I am now returning to the story of my Katzenstein family. I’ve spent the better part of the last year researching and writing about my Katzenstein family: first, the family of my great-great-grandfather Gerson Katzenstein, who came to the US from Jesberg in 1857; then the family of Gerson’s half-sister Hannchen who married Marum Mansbach; their children came to the US around the same time; and then the family of Gerson’s full sister Rahel Katzenstein, who married Jacob Katz and whose children also for the most part came to the US and settled primarily in Oklahoma.
I needed a short break to recover from the overwhelming sadness I felt as I discovered how many members of the family had died or suffered at the hands of the Nazis. Now I am ready to tell the story of the remaining sibling of my great-great-grandfather Gerson Katzenstein, his half-brother Jakob. Unfortunately much of the story of Jakob’s family also is devastatingly sad. But I need to tell it because these people need to be remembered and their memories need to be honored.
According to Barbara Greve’s research, Jakob was born on August 20, 1802, in Jesberg to Scholum ha Kohen Katzenstein and Gelle Katz (or Katten. He married Sarchen Lion on February 24, 1829; Sarchen was born on March 5, 1805, in Mardorf, Germany, to Baruch Loew/Lion and Michel Erhlich.  Jakob was a merchant in Jesberg.
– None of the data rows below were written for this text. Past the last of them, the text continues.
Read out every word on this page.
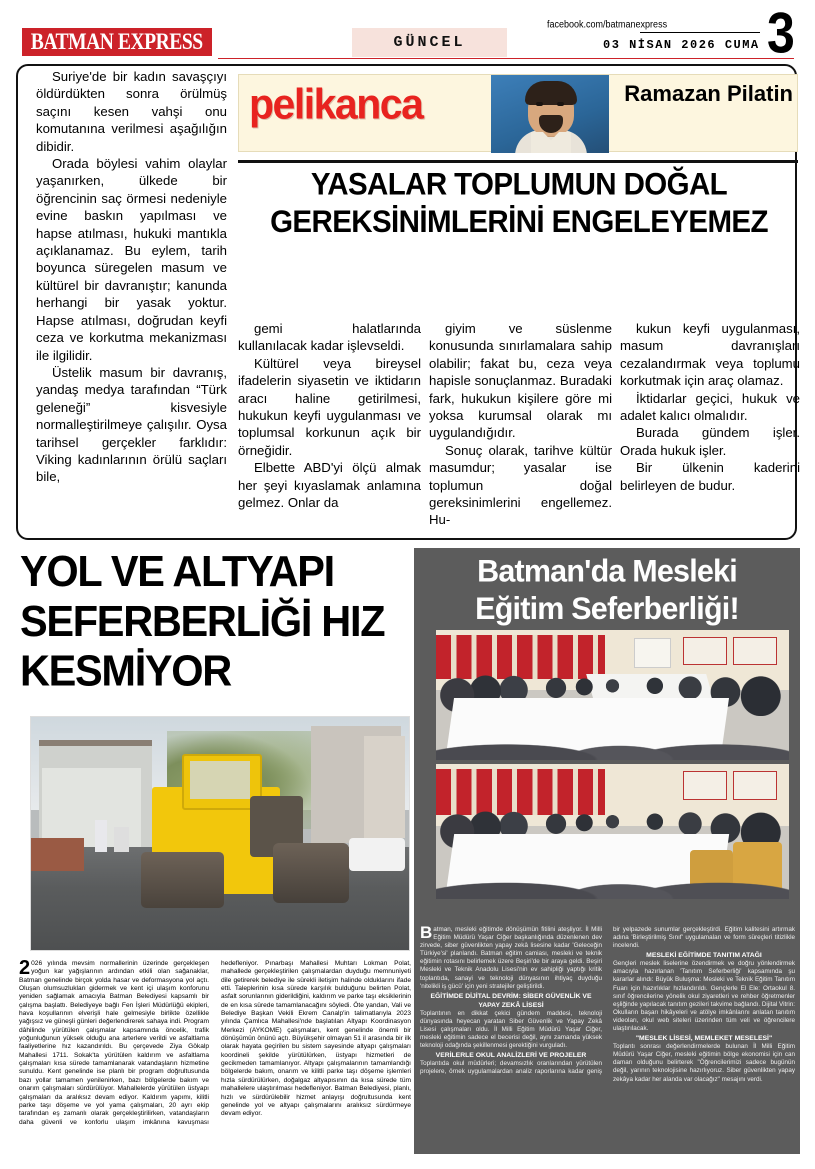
BATMAN EXPRESS	GÜNCEL
facebook.com/batmanexpress
03 NİSAN 2026 CUMA 3
pelikanca	Ramazan Pilatin
YASALAR TOPLUMUN DOĞAL GEREKSİNİMLERİNİ ENGELEYEMEZ

Suriye'de bir kadın savaşçıyı öldürdükten sonra örülmüş saçını kesen vahşi onu komutanına verilmesi aşağılığın dibidir.

Orada böylesi vahim olaylar yaşanırken, ülkede bir öğrencinin saç örmesi nedeniyle evine baskın yapılması ve hapse atılması, hukuki mantıkla açıklanamaz. Bu eylem, tarih boyunca süregelen masum ve kültürel bir davranıştır; kanunda herhangi bir yasak yoktur. Hapse atılması, doğrudan keyfi ceza ve korkutma mekanizması ile ilgilidir.

Üstelik masum bir davranış, yandaş medya tarafından “Türk geleneği” kisvesiyle normalleştirilmeye çalışılır. Oysa tarihsel gerçekler farklıdır: Viking kadınlarının örülü saçları bile,

gemi halatlarında kullanılacak kadar işlevseldi.

Kültürel veya bireysel ifadelerin siyasetin ve iktidarın aracı haline getirilmesi, hukukun keyfi uygulanması ve toplumsal korkunun açık bir örneğidir.

Elbette ABD'yi ölçü almak her şeyi kıyaslamak anlamına gelmez. Onlar da

giyim ve süslenme konusunda sınırlamalara sahip olabilir; fakat bu, ceza veya hapisle sonuçlanmaz. Buradaki fark, hukukun kişilere göre mi yoksa kurumsal olarak mı uygulandığıdır.

Sonuç olarak, tarihve kültür masumdur; yasalar ise toplumun doğal gereksinimlerini engellemez. Hu-

kukun keyfi uygulanması, masum davranışları cezalandırmak veya toplumu korkutmak için araç olamaz.

İktidarlar geçici, hukuk ve adalet kalıcı olmalıdır.

Burada gündem işler. Orada hukuk işler.

Bir ülkenin kaderini belirleyen de budur.

YOL VE ALTYAPI SEFERBERLİĞİ HIZ KESMİYOR
2 026 yılında mevsim normallerinin üzerinde gerçekleşen yoğun kar yağışlarının ardından etkili olan sağanaklar, Batman genelinde birçok yolda hasar ve deformasyona yol açtı. Oluşan olumsuzlukları gidermek ve kent içi ulaşım konforunu yeniden sağlamak amacıyla Batman Belediyesi kapsamlı bir çalışma başlattı. Belediyeye bağlı Fen İşleri Müdürlüğü ekipleri, hava koşullarının elverişli hale gelmesiyle birlikte özellikle yağışsız ve güneşli günleri değerlendirerek sahaya indi. Program dâhilinde yürütülen çalışmalar kapsamında öncelik, trafik yoğunluğunun yüksek olduğu ana arterlere verildi ve asfaltlama faaliyetlerine hız kazandırıldı. Bu çerçevede Ziya Gökalp Mahallesi 1711. Sokak'ta yürütülen kaldırım ve asfaltlama çalışmaları kısa sürede tamamlanarak vatandaşların hizmetine sunuldu. Kent genelinde ise planlı bir program doğrultusunda bazı yollar tamamen yenilenirken, bazı bölgelerde bakım ve onarım çalışmaları sürdürülüyor. Mahallelerde yürütülen üstyapı çalışmaları da aralıksız devam ediyor. Kaldırım yapımı, kilitli parke taşı döşeme ve yol yama çalışmaları, 20 ayrı ekip tarafından eş zamanlı olarak gerçekleştirilirken, vatandaşların daha güvenli ve konforlu ulaşım imkânına kavuşması hedefleniyor. Pınarbaşı Mahallesi Muhtarı Lokman Polat, mahallede gerçekleştirilen çalışmalardan duyduğu memnuniyeti dile getirerek belediye ile sürekli iletişim halinde olduklarını ifade etti. Taleplerinin kısa sürede karşılık bulduğunu belirten Polat, asfalt sorunlarının giderildiğini, kaldırım ve parke taşı eksiklerinin de en kısa sürede tamamlanacağını söyledi. Öte yandan, Vali ve Belediye Başkan Vekili Ekrem Canalp'in talimatlarıyla 2023 yılında Çamlıca Mahallesi'nde başlatılan Altyapı Koordinasyon Merkezi (AYKOME) çalışmaları, kent genelinde önemli bir dönüşümün önünü açtı. Büyükşehir olmayan 51 il arasında bir ilk olarak hayata geçirilen bu sistem sayesinde altyapı çalışmaları koordineli şekilde yürütülürken, üstyapı hizmetleri de gecikmeden tamamlanıyor. Altyapı çalışmalarının tamamlandığı bölgelerde bakım, onarım ve kilitli parke taşı döşeme işlemleri hızla sürdürülürken, doğalgaz altyapısının da kısa sürede tüm mahallelere ulaştırılması hedefleniyor. Batman Belediyesi, planlı, hızlı ve sürdürülebilir hizmet anlayışı doğrultusunda kent genelinde yol ve altyapı çalışmalarını aralıksız sürdürmeye devam ediyor.
Batman'da Mesleki
Eğitim Seferberliği!
Batman, mesleki eğitimde dönüşümün fitilini ateşliyor. İl Milli Eğitim Müdürü Yaşar Ciğer başkanlığında düzenlenen dev zirvede, siber güvenlikten yapay zekâ lisesine kadar 'Geleceğin Türkiye'si' planlandı. Batman eğitim camiası, mesleki ve teknik eğitimin rotasını belirlemek üzere Beşiri'de bir araya geldi. Beşiri Mesleki ve Teknik Anadolu Lisesi'nin ev sahipliği yaptığı kritik toplantıda, sanayi ve teknoloji dünyasının ihtiyaç duyduğu 'nitelikli iş gücü' için yeni stratejiler geliştirildi.
EĞİTİMDE DİJİTAL DEVRİM: SİBER GÜVENLİK VE YAPAY ZEKÂ LİSESİ
Toplantının en dikkat çekici gündem maddesi, teknoloji dünyasında heyecan yaratan Siber Güvenlik ve Yapay Zekâ Lisesi çalışmaları oldu. İl Milli Eğitim Müdürü Yaşar Ciğer, mesleki eğitimin sadece el becerisi değil, aynı zamanda yüksek teknoloji odağında şekillenmesi gerektiğini vurguladı.
VERİLERLE OKUL ANALİZLERİ VE PROJELER
Toplantıda okul müdürleri; devamsızlık oranlarından yürütülen projelere, örnek uygulamalardan analiz raporlarına kadar geniş bir yelpazede sunumlar gerçekleştirdi. Eğitim kalitesini artırmak adına 'Birleştirilmiş Sınıf' uygulamaları ve form süreçleri titizlikle incelendi.
MESLEKİ EĞİTİMDE TANITIM ATAĞI
Gençleri meslek liselerine özendirmek ve doğru yönlendirmek amacıyla hazırlanan 'Tanıtım Seferberliği' kapsamında şu kararlar alındı: Büyük Buluşma: Mesleki ve Teknik Eğitim Tanıtım Fuarı için hazırlıklar hızlandırıldı. Gençlerle El Ele: Ortaokul 8. sınıf öğrencilerine yönelik okul ziyaretleri ve rehber öğretmenler eşliğinde yapılacak tanıtım gezileri takvime bağlandı. Dijital Vitrin: Okulların başarı hikâyeleri ve atölye imkânlarını anlatan tanıtım videoları, okul web siteleri üzerinden tüm veli ve öğrencilere ulaştırılacak.
"MESLEK LİSESİ, MEMLEKET MESELESİ"
Toplantı sonrası değerlendirmelerde bulunan İl Milli Eğitim Müdürü Yaşar Ciğer, mesleki eğitimin bölge ekonomisi için can damarı olduğunu belirterek "Öğrencilerimizi sadece bugünün değil, yarının teknolojisine hazırlıyoruz. Siber güvenlikten yapay zekâya kadar her alanda var olacağız" mesajını verdi.
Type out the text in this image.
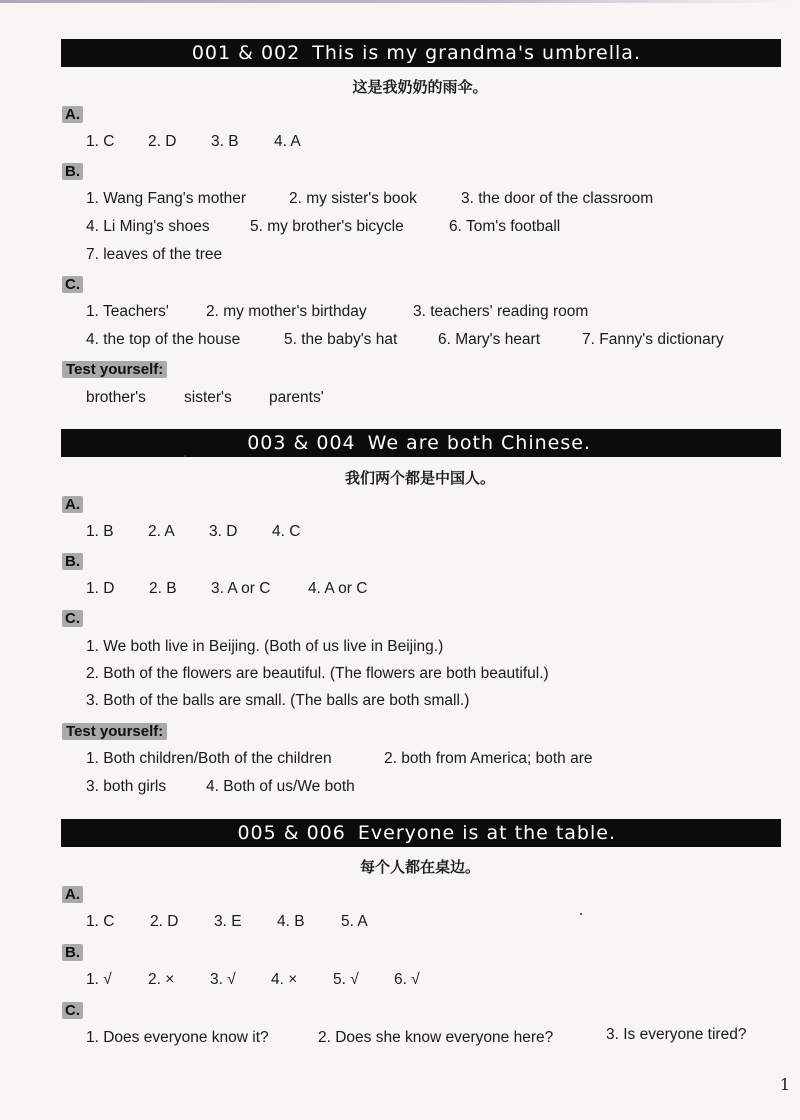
001 & 002 This is my grandma's umbrella.
这是我奶奶的雨伞。
A.
1. C 2. D 3. B 4. A
B.
1. Wang Fang's mother	2. my sister's book	3. the door of the classroom
4. Li Ming's shoes	5. my brother's bicycle	6. Tom's football
7. leaves of the tree
C.
1. Teachers' 2. my mother's birthday	3. teachers' reading room
4. the top of the house	5. the baby's hat	6. Mary's heart	7. Fanny's dictionary
Test yourself:
brother's sister's parents'
003 & 004 We are both Chinese.
我们两个都是中国人。
A.
1. B 2. A 3. D 4. C
B.
1. D 2. B 3. A or C 4. A or C
C.
1. We both live in Beijing. (Both of us live in Beijing.)
2. Both of the flowers are beautiful. (The flowers are both beautiful.)
3. Both of the balls are small. (The balls are both small.)
Test yourself:
1. Both children/Both of the children	2. both from America; both are
3. both girls	4. Both of us/We both
005 & 006 Everyone is at the table.
每个人都在桌边。
A.
1. C 2. D 3. E 4. B 5. A
B.
1. √ 2. × 3. √ 4. × 5. √ 6. √
C.
1. Does everyone know it?	2. Does she know everyone here?	3. Is everyone tired?
1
Barbara Greve concluded that Jakob and Sarchen had nine children, all born in Jesberg: Gelle (1829), Michaela (1832), Schalum Abraham (1834), Rebecca (1836), Johanna (1838), Pauline (1841), Baruch (1844), Meier (1849), and Levi (1851).
Jakob died in 1876, and Sarchen four years later in 1880.
It will take quite a while to cover all nine of Jakob and Sarchen’s children. In this and the next several posts, I will focus on their oldest child, Gelle, and her family.
Gelle was born December 3, 1829, in Jesberg, according to the research done by Barbara Greve. She married Moses Ruelf on January 21, 1855. Moses was born October 17, 1828, in Rauischholzhausen, Germany, the son of Juda Ruelf and Rachel Schlesinger.
Although I do not have actual records for these facts, I do have another secondary source for them. David Baron kindly sent me a link to a genealogy report compiled in Germany by a man named Alfred Schneider called Die Juedischen Familien im ehemaligen Kreise Kirchain (2006) [The Jewish Families in the Former Districts of Kirchain], which appears to be well-researched and has a bibliography indicating the archives he visited to obtain his information. I will refer to it hereafter as “the Schneider book,” and all the information about Moses and Gelle appears on p. 345. (You can find a link to the Schneider book here.)
Moses Ruelf and Gelle Katzenstein had ten children, all born in Rauischholzhausen. The first child was stillborn on June 1, 1856; many trees on Ancestry have this child with the name Simon, but the record I found has no name given, nor does the Schneider book (p. 345).
The second child was Esther, born May 26, 1857. Her birth entry is on the same page as the stillborn child, above.
Minna, the third child, was born on February 16, 1859:
Bette was born December 3, 1860:
Gelle then gave birth a fourth daughter, Johanna, on November 21, 1862:
As I wrote in an earlier post, Johanna was the first wife of Hirsch Abraham. Johanna died on August 12, 1890, eleven days after giving birth to her first child, who was apparently renamed Johanna in her memory.
A fifth daughter, Roschen, was born to Gelle and Moses Ruelf on April 25, 1864:
Although I’ve been unable to find a death record for Roschen, the Schneider book (p. 345) reports that Roschen died before her first birthday on March 3, 1865.
A sixth daughter, Rebekka, was born on November 7, 1865:
After having six daughters in a row, Moses and Gelle had a son, Juda, born October 30, 1867:
Then their ninth child was another girl, Pauline, born September 25, 1869:
Finally, Gelle gave birth to her tenth and last child, Gutmann, on November 15, 1871, in Rauischholzhausen:
The Schneider book (p. 345) reports that Gutmann died on July 10, 1873, when he was not quite twenty months old. I did not find any other record of Gutmann’s death.
Thus, of the ten children to whom Gelle Katzenstein Ruelf gave birth, one was stillborn and two appear to have died as young children. Of the other seven, one (Johanna) died in the aftermath of childbirth.
As for the other six—Esther, Minna, Bette, Rebecca, Juda, and Pauline—I have learned more about their lives and their descendants and will report on my research in the posts that follow. First, I will discuss Esther and Bette.
 Although all the family trees I’ve seen refer to Sarchen as Sarchen Lion, it appears that the family name was originally Loew, German for lion. At some point, however, even the German records started using the name “Lion,” not Loew.